LAKE ANN — When 94-year-old Norm Falete heard that his Almira Township address might change because of a numbers glitch, he was not happy.
He would have had to change his contact information at the federal, state and local levels, he said, as well as with everyone who sends him Christmas cards, utility bills and even junk mail at his Birch View Trail address.
“I don’t like it,” Falete said. “It’s the ramifications of all the different things that would have to be changed.”
The proposed plan to change 11 home addresses on Birch View Trail in Gray’s Riverdale Subdivision No. 2 because the numbers are out of sequence caused an uproar, said Thomas Longanbach, Benzie County equalization director.
“Nobody wants to update their personal data, so they’re all claiming a hardship,” Longanbach said.
But Benzie County commissioners agreed with the homeowners at their meeting this week. After looking at letters from Falete and other homeowners detailing how the change would affect them, commissioners opted for another solution.
The 11 homes can keep their existing addresses, but will be assigned a new, second address. When a home is sold or its title transferred the address will update to the new one. In the meantime, when a call is made to 911 both addresses will come up — the old and the new.
“Nobody has to change their address, nobody has to move,” said Commissioner Bob Roelofs.
Linda Kassab has lived in her Birch View Trail home for 22 years and said changing her address would have been a major headache.
“Every single thing that we get comes to this address,” Kassab said, adding that the numbers are not currently out of sequence. “I appreciate the fact that (commissioners) listened to us. I think they did the right thing.”
The proposed changes were prompted by the owner of a vacant lot who wants to build a house, Longanbach said. When the owner applied for the address it was found the empty lot was skipped over and never assigned a number. Several lots were never assigned an address, he said.
“The new home would have been out of sequence,” Longanbach said. “According to the addressing ordinance the address numbers are supposed to run in sequence. Those 11 properties, the way they’re set up, they don’t work.”
Gary and Sharon Gordon have lived in the subdivision for 15 years and were not happy about the possibility of changing their passports, their voter IDs or their driver’s licenses. Sharon said the addresses come up on Google maps and there has never been a problem with first responders finding any of the homes.
The Gordons are happy the change won’t happen.
“The fact that those empty lots need an address — we should not be a part of that problem,” Sharon Gordon said. “They should have thought about that when they platted it out.”
She also points out that the new address they were given is their neighbor’s current address, which would have been a nightmare for both of them.

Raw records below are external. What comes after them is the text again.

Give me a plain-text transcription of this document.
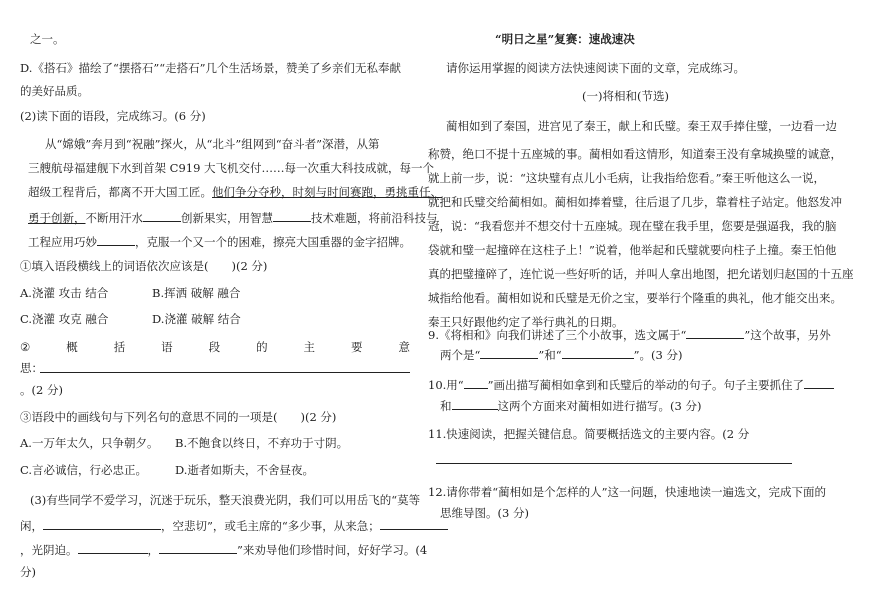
之一。
D.《搭石》描绘了“摆搭石”“走搭石”几个生活场景，赞美了乡亲们无私奉献
的美好品质。
(2)读下面的语段，完成练习。(6 分)
从“嫦娥”奔月到“祝融”探火，从“北斗”组网到“奋斗者”深潜，从第
三艘航母福建舰下水到首架 C919 大飞机交付……每一次重大科技成就，每一个
超级工程背后，都离不开大国工匠。他们争分夺秒，时刻与时间赛跑，勇挑重任、
勇于创新，不断用汗水	创新果实，用智慧	技术难题，将前沿科技与
工程应用巧妙	，克服一个又一个的困难，擦亮大国重器的金字招牌。
①填入语段横线上的词语依次应该是(　　)(2 分)
A.浇灌 攻击 结合	B.挥洒 破解 融合
C.浇灌 攻克 融合	D.浇灌 破解 结合
②	概	括	语	段	的	主	要	意
思：
。(2 分)
③语段中的画线句与下列名句的意思不同的一项是(　　)(2 分)
A.一万年太久，只争朝夕。 B.不飽食以终日，不弃功于寸阴。
C.言必诚信，行必忠正。 D.逝者如斯夫，不舍昼夜。
(3)有些同学不爱学习，沉迷于玩乐，整天浪费光阴，我们可以用岳飞的“莫等
闲，	，空悲切”，或毛主席的“多少事，从来急；
，光阴迫。	，	”来劝导他们珍惜时间，好好学习。(4
分)
“明日之星”复赛：速战速决
请你运用掌握的阅读方法快速阅读下面的文章，完成练习。
(一)将相和(节选)
蔺相如到了秦国，进宫见了秦王，献上和氏璧。秦王双手捧住璧，一边看一边
称赞，绝口不提十五座城的事。蔺相如看这情形，知道秦王没有拿城换璧的诚意，
就上前一步，说：“这块璧有点儿小毛病，让我指给您看。”秦王听他这么一说，
就把和氏璧交给蔺相如。蔺相如捧着璧，往后退了几步，靠着柱子站定。他怒发冲
冠，说：“我看您并不想交付十五座城。现在璧在我手里，您要是强逼我，我的脑
袋就和璧一起撞碎在这柱子上！”说着，他举起和氏璧就要向柱子上撞。秦王怕他
真的把璧撞碎了，连忙说一些好听的话，并叫人拿出地图，把允诺划归赵国的十五座
城指给他看。蔺相如说和氏璧是无价之宝，要举行个隆重的典礼，他才能交出来。
秦王只好跟他约定了举行典礼的日期。
9.《将相和》向我们讲述了三个小故事，选文属于“	”这个故事，另外
两个是“	”和“	”。(3 分)
10.用“ ”画出描写蔺相如拿到和氏璧后的举动的句子。句子主要抓住了
和	这两个方面来对蔺相如进行描写。(3 分)
11.快速阅读，把握关键信息。简要概括选文的主要内容。(2 分
12.请你带着“蔺相如是个怎样的人”这一问题，快速地读一遍选文，完成下面的
思维导图。(3 分)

The current addresses were all issued 15 to 20 years before the Benzie County Addressing Ordinance was adopted in 1999, Longanbach said. The document gives the equalization department the authority to assign addresses, though changing existing addresses or those already in use is discouraged, the ordinance states.
Odd numbers are supposed to be on the east side of the road and evens on the west, according to the ordinance, and most are. But the subdivision is circular and it’s difficult to determine east and west, Roelofs said.
Assigning the empty lots random addresses also won’t work, he said.
“It would be like putting 13 in the middle of 2 and 3,” Roelofs said.
All of the empty lots have now been assigned numbers, Longanbach said.
“As people build there are enough numbers to go all the way around the circle using the new number system,” he said, though for now they may stick out like a sore thumb.
Falete has lived in his home for 30 years.
“You would think that in all that time somebody might catch a mistake they made,” Falete said. “And now they want to change it.”